The Home Ownership and Equity Protection Act (HOEPA)

Home Loan Articles >> The Home Ownership and Equity Protection Act (HOEPA)
If you’re refinancing your mortgage loan or applying for a home equity installment loan, you should know about the Home Ownership and Equity Protection Act of 1994 (HOEPA). The ruling addresses specific deceptive and unjust practices in home equity borrowing.

It amends the Truth in Lending Act (TILA) and establishes requirements for certain loans with high rates and/or high fees. The rules for these loans are contained in Section 32 of Regulation Z, which implements the TILA, so the loans also are called "Section 32 Mortgages."

What Loans are Covered?
A loan is covered by the law if it meets the following:
It is a first-lien loan (the original mortgage on the property) and the annual percentage rate (APR) exceeds by more than eight percentage points the rates on Treasury securities of similar maturity.
It is a second-lien loan (a second mortgage) and the APR exceeds by more than 10 percentage points the rates in Treasury securities of comparable maturity.
The total fees and points payable by the consumer at or before closing exceed the larger of $528.00 or eight percent of the total loan amount (the %528 figure is based on numbers from 2006).
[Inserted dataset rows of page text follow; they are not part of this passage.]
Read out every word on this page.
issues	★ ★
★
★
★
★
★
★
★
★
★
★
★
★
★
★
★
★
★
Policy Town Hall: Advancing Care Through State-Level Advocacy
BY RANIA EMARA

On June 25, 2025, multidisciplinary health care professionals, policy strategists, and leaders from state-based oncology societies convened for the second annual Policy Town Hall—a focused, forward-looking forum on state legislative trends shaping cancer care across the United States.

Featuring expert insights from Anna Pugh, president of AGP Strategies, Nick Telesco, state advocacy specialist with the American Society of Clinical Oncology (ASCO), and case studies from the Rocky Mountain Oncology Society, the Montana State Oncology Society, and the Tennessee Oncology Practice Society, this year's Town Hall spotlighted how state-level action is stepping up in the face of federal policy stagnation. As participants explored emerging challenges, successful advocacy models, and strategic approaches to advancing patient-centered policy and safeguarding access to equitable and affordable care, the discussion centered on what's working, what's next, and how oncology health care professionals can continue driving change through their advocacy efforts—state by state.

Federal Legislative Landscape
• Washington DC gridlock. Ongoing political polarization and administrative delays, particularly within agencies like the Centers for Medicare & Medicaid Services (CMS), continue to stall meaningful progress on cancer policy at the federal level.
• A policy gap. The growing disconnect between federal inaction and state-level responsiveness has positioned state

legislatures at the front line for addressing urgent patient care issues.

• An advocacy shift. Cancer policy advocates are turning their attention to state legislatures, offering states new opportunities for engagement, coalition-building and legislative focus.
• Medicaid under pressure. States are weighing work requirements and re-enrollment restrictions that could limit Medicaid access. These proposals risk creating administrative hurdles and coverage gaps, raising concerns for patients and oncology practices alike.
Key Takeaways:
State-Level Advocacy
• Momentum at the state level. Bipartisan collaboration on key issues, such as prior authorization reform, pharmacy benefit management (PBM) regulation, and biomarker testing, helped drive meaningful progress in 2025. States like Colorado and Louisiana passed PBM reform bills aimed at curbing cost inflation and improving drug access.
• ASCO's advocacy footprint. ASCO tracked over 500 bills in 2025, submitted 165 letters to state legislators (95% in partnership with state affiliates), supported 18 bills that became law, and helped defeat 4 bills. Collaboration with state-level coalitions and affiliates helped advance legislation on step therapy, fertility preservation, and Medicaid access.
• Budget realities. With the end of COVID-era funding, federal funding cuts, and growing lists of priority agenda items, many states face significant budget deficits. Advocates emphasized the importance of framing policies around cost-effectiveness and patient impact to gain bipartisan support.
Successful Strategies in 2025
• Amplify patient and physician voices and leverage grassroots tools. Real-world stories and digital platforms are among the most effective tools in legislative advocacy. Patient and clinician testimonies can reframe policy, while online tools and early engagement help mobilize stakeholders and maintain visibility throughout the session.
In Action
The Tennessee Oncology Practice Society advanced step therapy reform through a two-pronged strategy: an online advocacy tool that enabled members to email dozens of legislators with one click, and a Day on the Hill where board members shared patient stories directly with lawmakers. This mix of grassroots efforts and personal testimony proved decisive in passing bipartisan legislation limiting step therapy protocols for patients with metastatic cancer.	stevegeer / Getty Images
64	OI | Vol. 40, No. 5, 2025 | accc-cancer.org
Credit insurance premiums for insurance written in connection with the credit transaction are counted as fees. The rules generally affect refinancing and home equity installment loans that also meet the definition of a high-rate or high-fee loan. The rules do not cover loans to build or buy your home, reverse mortgages or home equity lines of credit (similar to revolving credit accounts).

What Disclosures are Required?
The lender must give you a written notice stating that the loan need not be completed, even though you’ve signed the loan application and received the required disclosures. You have three business days to decide whether to sign the loan agreement after you receive the special Section 32 disclosures.
The notice must warn you that, because the lender will have a mortgage on your home, you could lose the residence and/or money put into it, if you fail to make payments.
The lender must disclose the APR, the normal payment amount (including any balloon payment where the law permits balloon payments, discussed below), and the loan amount (plus where the amount borrowed includes credit insurance premiums, that fact must be stated). For variable rate loans, the lender must disclose that the rate and monthly payment may increase and state the amount of the maximum monthly payment.

These disclosures are in addition to the other TILA disclosures that you must receive no later than on the day of the loan closing.

What Practices are Prohibited?
All balloon payments — where the regular payments do not fully pay off the principal balance and a lump sum payment of more than twice the amount of the regular payments is required — for loans with less than five-year terms. There is an exception for bridge loans of less than one year used by consumers to buy or build a home: In that situation, balloon payments are not prohibited.
Negative amortization, which involves smaller monthly payments that do not fully pay off the loan and that cause an increase in your total principal debt.
Default interest rates higher than pre-default rates.
Rebates of interest upon default calculated by any method less favorable than the regular method.

You might have the right to sue a lender for violations of these new requirements. In a victorious suit, you may be able to recover statutory and actual damages, court costs and attorney’s fees. In addition, a violation of the high-rate, high-fee requirements of the TILA may enable you to rescind (or cancel) the loan for up to three years.